Relatório da Câmara dos Deputados sugere criação de um órgão autônomo para fiscalizar as atividades nucleares brasileiras. Não existe ainda legislação que regulamente quem pode autuar e multar irregularidades no setorAutor de relatório da Câmara Federal sobre as atividades atômicas brasileiras, o deputado Edson Duarte (PV-BA) faz coro com quem ataca a falta de transparência no setor. Para ele, as causas dessa realidade remontam à própria estrutura da Comissão Nacional de Energia Nuclear (Cnen). A entidade que congrega, num só órgão, inclumbências de gestão e fiscalização do programa nuclear.
Tal situação, ressalta o deputado, torna a comissão fiscal de si mesma, numa conjunção que contraria convenções internacionais assinadas pelo Brasil e que, de acordo com o relatório da Câmara dos Deputados, só encontra paralelo no Irã e no Paquistão. O documento conclui ser urgente separar, em instituições distintas, as atividades de fomento das de regulação e fiscalização do setor.
"O governo ainda trata a área nuclear com a visão miliciana de soberania e defesa nacional, em que tudo é sigiloso", ressalta o relatório, numa posição corroborada por Rogério Gomes, presidente da Associação dos Fiscais de Radioproteção e Segurança Nuclear (Afen). Composta por cerca de 150 técnicos da Cnen, a Afen pede que seja criada uma carreira específica para a fiscalização da área. Atualmente, os funcionários da Comissão alocados para essa incumbência não podem aplicar multas nem promover autuações. Não existe legislação que regulamente essas tarefas. "Apenas produzimos relatórios internos, que podem ou não ir para a gaveta", diz ele.

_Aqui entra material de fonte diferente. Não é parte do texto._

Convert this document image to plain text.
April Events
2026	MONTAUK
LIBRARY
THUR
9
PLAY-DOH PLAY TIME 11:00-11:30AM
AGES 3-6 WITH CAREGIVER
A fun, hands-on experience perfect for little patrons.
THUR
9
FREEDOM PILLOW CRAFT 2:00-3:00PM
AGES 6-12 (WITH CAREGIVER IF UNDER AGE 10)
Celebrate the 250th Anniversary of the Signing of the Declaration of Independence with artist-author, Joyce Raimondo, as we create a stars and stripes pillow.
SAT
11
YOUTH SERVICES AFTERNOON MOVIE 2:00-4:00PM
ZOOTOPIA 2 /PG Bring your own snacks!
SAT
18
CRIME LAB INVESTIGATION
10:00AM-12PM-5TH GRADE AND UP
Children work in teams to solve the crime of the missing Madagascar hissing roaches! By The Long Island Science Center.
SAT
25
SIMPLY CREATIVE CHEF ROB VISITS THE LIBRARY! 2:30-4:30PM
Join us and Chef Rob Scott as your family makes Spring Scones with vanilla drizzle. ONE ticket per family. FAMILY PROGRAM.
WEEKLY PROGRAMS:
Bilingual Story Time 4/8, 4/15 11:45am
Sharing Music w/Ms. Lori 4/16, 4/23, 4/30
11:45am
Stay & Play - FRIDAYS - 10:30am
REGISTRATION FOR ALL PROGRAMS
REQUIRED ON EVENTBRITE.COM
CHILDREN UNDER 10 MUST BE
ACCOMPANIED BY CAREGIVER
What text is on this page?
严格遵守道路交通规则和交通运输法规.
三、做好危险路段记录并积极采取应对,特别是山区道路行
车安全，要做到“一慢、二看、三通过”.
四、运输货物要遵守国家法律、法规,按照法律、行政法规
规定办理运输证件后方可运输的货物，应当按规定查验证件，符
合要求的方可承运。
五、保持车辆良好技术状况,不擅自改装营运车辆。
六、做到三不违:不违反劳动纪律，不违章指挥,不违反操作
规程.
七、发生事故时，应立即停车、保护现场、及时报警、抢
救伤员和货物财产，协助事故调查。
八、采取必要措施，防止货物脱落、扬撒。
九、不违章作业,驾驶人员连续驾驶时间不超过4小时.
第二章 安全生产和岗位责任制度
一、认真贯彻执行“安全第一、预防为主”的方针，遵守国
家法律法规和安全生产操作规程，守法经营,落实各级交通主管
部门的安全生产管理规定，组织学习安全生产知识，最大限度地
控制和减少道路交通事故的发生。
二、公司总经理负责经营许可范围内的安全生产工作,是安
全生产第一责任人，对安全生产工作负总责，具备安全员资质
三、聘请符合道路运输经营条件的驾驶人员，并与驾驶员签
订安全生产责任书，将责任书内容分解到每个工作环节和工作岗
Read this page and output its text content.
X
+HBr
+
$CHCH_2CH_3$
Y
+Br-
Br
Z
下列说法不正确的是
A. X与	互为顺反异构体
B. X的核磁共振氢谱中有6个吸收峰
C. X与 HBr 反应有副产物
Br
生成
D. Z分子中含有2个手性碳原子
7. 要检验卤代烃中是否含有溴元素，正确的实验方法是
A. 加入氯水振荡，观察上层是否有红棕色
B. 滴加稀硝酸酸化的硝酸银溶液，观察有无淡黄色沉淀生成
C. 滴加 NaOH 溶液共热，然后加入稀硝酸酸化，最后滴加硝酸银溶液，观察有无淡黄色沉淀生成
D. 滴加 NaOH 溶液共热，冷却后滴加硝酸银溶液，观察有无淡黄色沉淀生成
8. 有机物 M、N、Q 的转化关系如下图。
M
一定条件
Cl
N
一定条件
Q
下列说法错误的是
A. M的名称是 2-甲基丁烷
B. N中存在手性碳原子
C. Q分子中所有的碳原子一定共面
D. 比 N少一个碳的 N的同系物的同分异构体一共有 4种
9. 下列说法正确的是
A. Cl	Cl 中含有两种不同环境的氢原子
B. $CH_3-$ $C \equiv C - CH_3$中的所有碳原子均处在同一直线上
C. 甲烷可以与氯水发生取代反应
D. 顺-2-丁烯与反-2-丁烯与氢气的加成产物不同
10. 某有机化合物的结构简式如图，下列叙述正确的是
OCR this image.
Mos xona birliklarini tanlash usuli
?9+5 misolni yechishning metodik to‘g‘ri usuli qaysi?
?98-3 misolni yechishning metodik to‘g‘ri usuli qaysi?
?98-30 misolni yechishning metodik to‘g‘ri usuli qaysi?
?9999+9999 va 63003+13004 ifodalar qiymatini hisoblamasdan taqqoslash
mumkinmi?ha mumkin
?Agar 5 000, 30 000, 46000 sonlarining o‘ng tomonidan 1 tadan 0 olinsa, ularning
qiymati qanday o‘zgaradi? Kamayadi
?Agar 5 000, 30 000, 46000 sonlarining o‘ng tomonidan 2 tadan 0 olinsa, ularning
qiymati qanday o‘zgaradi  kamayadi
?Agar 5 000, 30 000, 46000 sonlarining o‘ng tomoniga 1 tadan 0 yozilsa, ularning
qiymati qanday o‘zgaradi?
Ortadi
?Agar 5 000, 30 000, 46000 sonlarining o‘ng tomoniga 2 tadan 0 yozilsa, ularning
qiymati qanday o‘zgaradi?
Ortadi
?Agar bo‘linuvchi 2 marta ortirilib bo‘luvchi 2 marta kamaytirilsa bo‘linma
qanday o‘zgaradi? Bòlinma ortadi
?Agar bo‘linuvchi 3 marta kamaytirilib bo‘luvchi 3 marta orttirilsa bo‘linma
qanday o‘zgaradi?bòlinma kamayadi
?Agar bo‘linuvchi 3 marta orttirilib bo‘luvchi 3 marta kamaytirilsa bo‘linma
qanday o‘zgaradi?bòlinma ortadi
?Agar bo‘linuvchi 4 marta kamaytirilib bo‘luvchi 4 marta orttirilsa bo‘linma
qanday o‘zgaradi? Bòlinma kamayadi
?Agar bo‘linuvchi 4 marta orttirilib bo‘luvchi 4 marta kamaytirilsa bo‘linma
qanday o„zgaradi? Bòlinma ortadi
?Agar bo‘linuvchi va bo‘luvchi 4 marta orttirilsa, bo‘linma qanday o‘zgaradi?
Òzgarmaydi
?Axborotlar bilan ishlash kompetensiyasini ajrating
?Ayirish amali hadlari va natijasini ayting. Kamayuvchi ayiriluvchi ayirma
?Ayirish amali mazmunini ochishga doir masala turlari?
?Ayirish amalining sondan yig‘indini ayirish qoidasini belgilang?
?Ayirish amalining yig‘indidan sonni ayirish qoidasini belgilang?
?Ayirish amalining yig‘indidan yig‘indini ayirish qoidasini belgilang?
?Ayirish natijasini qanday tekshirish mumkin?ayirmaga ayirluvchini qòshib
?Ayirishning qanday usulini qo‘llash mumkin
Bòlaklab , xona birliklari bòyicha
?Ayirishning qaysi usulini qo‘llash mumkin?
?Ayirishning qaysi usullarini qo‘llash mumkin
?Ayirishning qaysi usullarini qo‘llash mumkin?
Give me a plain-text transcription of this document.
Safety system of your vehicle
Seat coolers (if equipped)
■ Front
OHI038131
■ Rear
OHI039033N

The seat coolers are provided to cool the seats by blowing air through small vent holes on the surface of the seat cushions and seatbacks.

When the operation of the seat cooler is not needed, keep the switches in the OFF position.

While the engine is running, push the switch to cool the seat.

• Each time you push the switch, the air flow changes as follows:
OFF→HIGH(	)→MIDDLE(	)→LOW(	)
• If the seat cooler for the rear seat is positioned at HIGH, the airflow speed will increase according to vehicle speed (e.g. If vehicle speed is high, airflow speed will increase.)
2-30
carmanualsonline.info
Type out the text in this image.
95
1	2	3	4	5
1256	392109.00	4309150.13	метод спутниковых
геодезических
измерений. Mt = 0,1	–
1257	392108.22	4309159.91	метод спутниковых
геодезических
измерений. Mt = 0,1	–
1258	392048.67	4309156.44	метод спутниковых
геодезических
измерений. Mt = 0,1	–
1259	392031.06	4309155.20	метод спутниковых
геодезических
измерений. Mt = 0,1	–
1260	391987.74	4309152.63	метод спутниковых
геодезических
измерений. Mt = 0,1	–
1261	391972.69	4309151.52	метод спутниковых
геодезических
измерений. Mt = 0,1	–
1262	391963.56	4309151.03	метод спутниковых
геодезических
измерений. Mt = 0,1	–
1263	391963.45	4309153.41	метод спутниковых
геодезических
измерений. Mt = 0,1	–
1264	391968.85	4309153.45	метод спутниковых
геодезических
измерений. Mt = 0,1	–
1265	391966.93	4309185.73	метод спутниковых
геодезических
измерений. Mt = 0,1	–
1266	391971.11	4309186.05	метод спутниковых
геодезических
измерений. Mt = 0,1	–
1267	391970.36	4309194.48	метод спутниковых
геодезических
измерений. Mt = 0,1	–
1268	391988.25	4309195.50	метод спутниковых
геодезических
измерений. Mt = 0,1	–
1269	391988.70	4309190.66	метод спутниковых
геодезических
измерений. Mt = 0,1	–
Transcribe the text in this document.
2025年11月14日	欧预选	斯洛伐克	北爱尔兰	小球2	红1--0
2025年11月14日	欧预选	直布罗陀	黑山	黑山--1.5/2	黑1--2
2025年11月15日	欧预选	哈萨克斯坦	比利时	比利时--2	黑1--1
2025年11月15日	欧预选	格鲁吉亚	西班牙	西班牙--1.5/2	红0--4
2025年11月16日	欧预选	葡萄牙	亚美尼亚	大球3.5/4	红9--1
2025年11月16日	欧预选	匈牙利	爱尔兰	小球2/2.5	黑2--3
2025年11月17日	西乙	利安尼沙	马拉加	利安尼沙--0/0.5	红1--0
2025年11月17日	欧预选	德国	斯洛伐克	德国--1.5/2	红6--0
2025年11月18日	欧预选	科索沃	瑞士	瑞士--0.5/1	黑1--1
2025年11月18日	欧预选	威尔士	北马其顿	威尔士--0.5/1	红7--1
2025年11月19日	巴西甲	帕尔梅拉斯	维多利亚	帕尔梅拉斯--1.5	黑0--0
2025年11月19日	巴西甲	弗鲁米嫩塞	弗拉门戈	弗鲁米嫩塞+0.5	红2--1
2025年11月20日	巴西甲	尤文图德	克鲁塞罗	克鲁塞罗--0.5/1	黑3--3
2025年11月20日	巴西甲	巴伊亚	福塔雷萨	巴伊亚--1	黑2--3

Odair Dias Gonçalves, presidente da Cnen, rebate as críticas. Ele explica que a comissão é subdividida em três diretorias - entre elas uma voltada à fiscalização e à segurança nuclear -, numa situação absolutamente condizente com os acordos internacionais. "Temos de ser funcionalmente independentes. E assim acontece", atesta. Ele diz ser contra a proposta pela Afen e questiona inclusive a representatividade do grupo. "É uma associação de 20 pessoas".
Segundo Gonçalves, todo o setor nuclear concorda que uma reestruturação da Cnen é conseqüência natural do crescimento do programa atômico brasileiro. Mas diversos de seus representantes afirmam que qualquer separação agora gerará uma dispersão de recursos, prejudicial a esse desenvolvimento.
As alegações de falta de transparência das atividades nucleares oferecem subsídios para quem antevê o perigo de desdobramentos bélicos. "Quem disser que existe uma energia atômica para a paz e outra para a guerra está mentindo", ressalta uma famosa frase atribuída ao físico Robert Oppenheimer, chefe da equipe que criou a primeira bomba nuclear americana.
Essa linha de raciocínio é encampada pelo Greenpeace do Brasil, um dos principais opositores à construção de Angra 3. "O domínio do ciclo de urânio viabiliza o uso da energia nuclear para fins militares", afirma um manifesto da ONG. "Até hoje, não houve explicação adequada para a perfuração de 320 metros de profundidade encontrada em uma base da aeronáutica na serra do Cachimbo (PA), que tinha todas as características de local para testes de artefatos nucleares."
A controvérsia sobre a base em questão veio à tona em 1986, quando a imprensa divulgou a descoberta de um local no oeste paraense que abrigava de cisternas a covas secretas. Investigações realizadas depois da denúncia indicaram que havia um programa nuclear paralelo em desenvolvimento no local, voltado à produção de uma bomba atômica brasileira.
A existência dessa iniciativa, gerida secretamente por militares e funcionários públicos federais, foi confirmada recentemente pelo próprio José Sarney, presidente da República à época. Rex Nazaré Alves, então titular da Cnen, foi acusado de movimentar contas secretas, apelidadas de "delta", cujo suposto objetivo era financiar o programa. Atualmente, ele permanece envolvido com atividades atômicas do país. Em 2003, foi nomeado integrante da Comissão Deliberativa da Cnen.
O então ministro da Ciência e Tecnologia, Roberto Amaral, foi quem nomeou Nazaré Alves para a comissão. Também em 2003, logo no primeiro mês de mandato do presidente Lula, Amaral causou mal-estar ao dizer que o Brasil deveria buscar o conhecimento necessário para fabricar um artefato nuclear. Dias depois, Lula afastou a polêmica reafirmando seu compromisso com o uso da energia atômica somente para fins pacíficos.